Between high school and college he tested the waters of continuing with acting and auditioned for a role in “Equus.”

“I didn’t get the role,” he said. “If I had, maybe my life would have gone in a different direction.”

“You’ve been an icon since you were a kid,” said Kathleen Chevier of Carthage. “I don’t think you know what you did for people like me in the community theater. I don’t think you know the impact you’ve had on people’s lives.”

Dr. Ostrum said in his youth he did not like talking about his acting but has learned to appreciate what the film means to others. He said he now is proud to have been part of it and is happy with the film.

He said when the film was first released it was met with lukewarm reviews and it wasn’t until it was re-released in video format that its popularity grew.

“Now, you can’t kill the thing,” he said, noting that references to the film often come up, such as “he won the golden ticket.”

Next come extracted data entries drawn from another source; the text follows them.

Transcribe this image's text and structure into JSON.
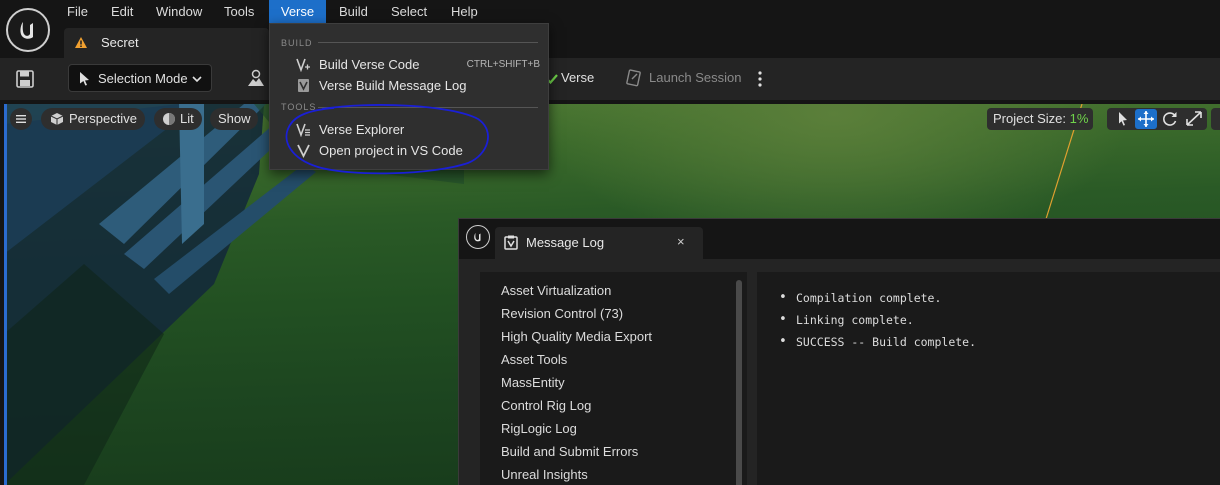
{
  "menubar": {
    "items": [
      {
        "label": "File"
      },
      {
        "label": "Edit"
      },
      {
        "label": "Window"
      },
      {
        "label": "Tools"
      },
      {
        "label": "Verse",
        "active": true
      },
      {
        "label": "Build"
      },
      {
        "label": "Select"
      },
      {
        "label": "Help"
      }
    ]
  },
  "level_tab": {
    "label": "Secret",
    "icon": "level-warning-icon",
    "icon_color": "#f0a030"
  },
  "toolbar": {
    "selection_mode_label": "Selection Mode",
    "verse_label": "Verse",
    "launch_session_label": "Launch Session"
  },
  "viewport": {
    "perspective_label": "Perspective",
    "lit_label": "Lit",
    "show_label": "Show",
    "project_size_label": "Project Size:",
    "project_size_value": "1%",
    "accent_color": "#1d6fc9"
  },
  "verse_menu": {
    "build_section": "BUILD",
    "build_items": [
      {
        "label": "Build Verse Code",
        "shortcut": "CTRL+SHIFT+B",
        "icon": "verse-build-icon"
      },
      {
        "label": "Verse Build Message Log",
        "icon": "message-log-icon"
      }
    ],
    "tools_section": "TOOLS",
    "tools_items": [
      {
        "label": "Verse Explorer",
        "icon": "verse-explorer-icon"
      },
      {
        "label": "Open project in VS Code",
        "icon": "verse-vscode-icon"
      }
    ],
    "annotation_color": "#1a1fd6"
  },
  "message_log": {
    "tab_label": "Message Log",
    "close_label": "×",
    "categories": [
      "Asset Virtualization",
      "Revision Control (73)",
      "High Quality Media Export",
      "Asset Tools",
      "MassEntity",
      "Control Rig Log",
      "RigLogic Log",
      "Build and Submit Errors",
      "Unreal Insights"
    ],
    "messages": [
      "Compilation complete.",
      "Linking complete.",
      "SUCCESS -- Build complete."
    ],
    "bullet": "•"
  }
}
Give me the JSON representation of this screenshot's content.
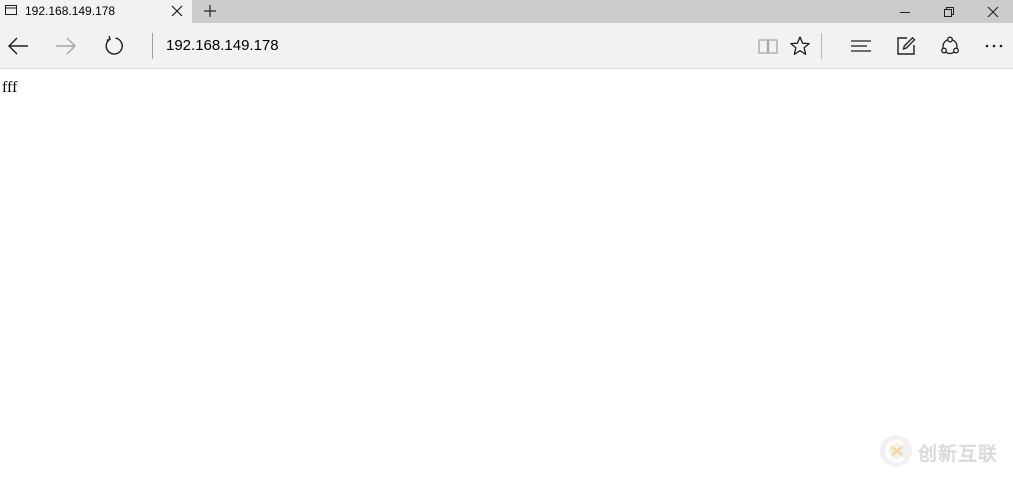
{
  "tab": {
    "title": "192.168.149.178"
  },
  "toolbar": {
    "address": "192.168.149.178"
  },
  "page": {
    "body_text": "fff"
  },
  "watermark": {
    "text": "创新互联"
  },
  "colors": {
    "tabstrip_bg": "#cccccc",
    "toolbar_bg": "#f2f2f2",
    "icon": "#1f1f1f",
    "icon_disabled": "#a6a6a6",
    "watermark": "#bdbdbd"
  }
}
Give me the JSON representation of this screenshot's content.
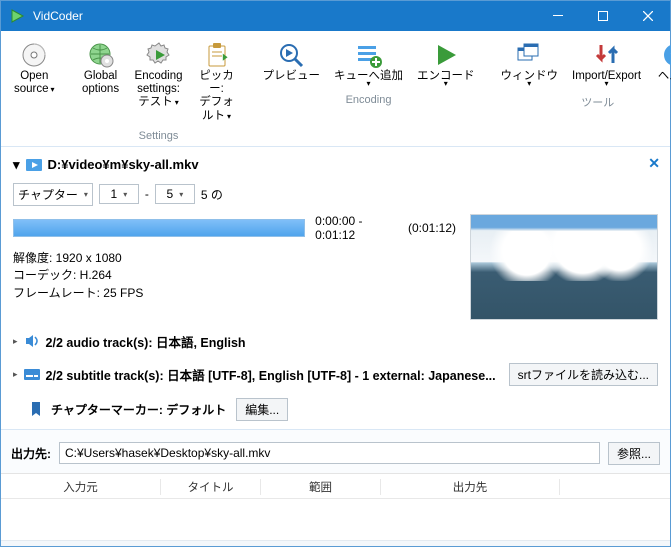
{
  "titlebar": {
    "app_name": "VidCoder"
  },
  "toolbar": {
    "open_source": "Open\nsource",
    "global_options": "Global\noptions",
    "encoding_settings": "Encoding\nsettings: テスト",
    "picker": "ピッカー:\nデフォルト",
    "preview": "プレビュー",
    "add_to_queue": "キューへ追加",
    "encode": "エンコード",
    "window": "ウィンドウ",
    "import_export": "Import/Export",
    "help": "ヘルプ",
    "group_settings": "Settings",
    "group_encoding": "Encoding",
    "group_tools": "ツール"
  },
  "source": {
    "path": "D:¥video¥m¥sky-all.mkv",
    "chapter_label": "チャプター",
    "chapter_start": "1",
    "chapter_end": "5",
    "chapter_suffix": "5 の",
    "time_range": "0:00:00 - 0:01:12",
    "duration": "(0:01:12)",
    "resolution": "解像度: 1920 x 1080",
    "codec": "コーデック: H.264",
    "framerate": "フレームレート: 25 FPS",
    "audio_summary": "2/2 audio track(s): 日本語, English",
    "sub_summary": "2/2 subtitle track(s): 日本語 [UTF-8], English [UTF-8] - 1 external: Japanese...",
    "srt_button": "srtファイルを読み込む...",
    "chapter_markers": "チャプターマーカー: デフォルト",
    "edit_button": "編集..."
  },
  "output": {
    "label": "出力先:",
    "path": "C:¥Users¥hasek¥Desktop¥sky-all.mkv",
    "browse": "参照..."
  },
  "queue": {
    "col_source": "入力元",
    "col_title": "タイトル",
    "col_range": "範囲",
    "col_dest": "出力先",
    "col_blank": ""
  }
}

“It’s bigger than the people in it,” he said.

The commentator for the Q&A session, Donald Brown, said at the conclusion that Dr. Ostrum was true to the character Charlie Bucket — a good, genuine person.

During the autograph session, Shea Brown, 12, of Stanley, said it was “awesome” to attend the filming. Shea will be playing an Oompa Loompa in a middle school production of “Willy Wonka and the Chocolate Factory Jr.”

“It was pretty cool,” she said of viewing the film and meeting Dr. Ostrum. “My friend was jealous she couldn’t come.”

Shea had Dr. Ostrum sign her sketchbook, where she plans to draw the logo for the junior version of the play and give it to her director.

The showing of the iconic movie was only part of the two-day festival, which began Friday night with a red carpet reception featuring the cover band, The List, and the screening of “Long Time Running,” a profile of Canadian rock band, The Tragically Hip.

The fourth annual film festival featured 40 films in total, including short comedies, romances and thrillers.

“It is an unique environment which brings something new to the north country,” said Marcus M. Knapp, one of the event’s organizers.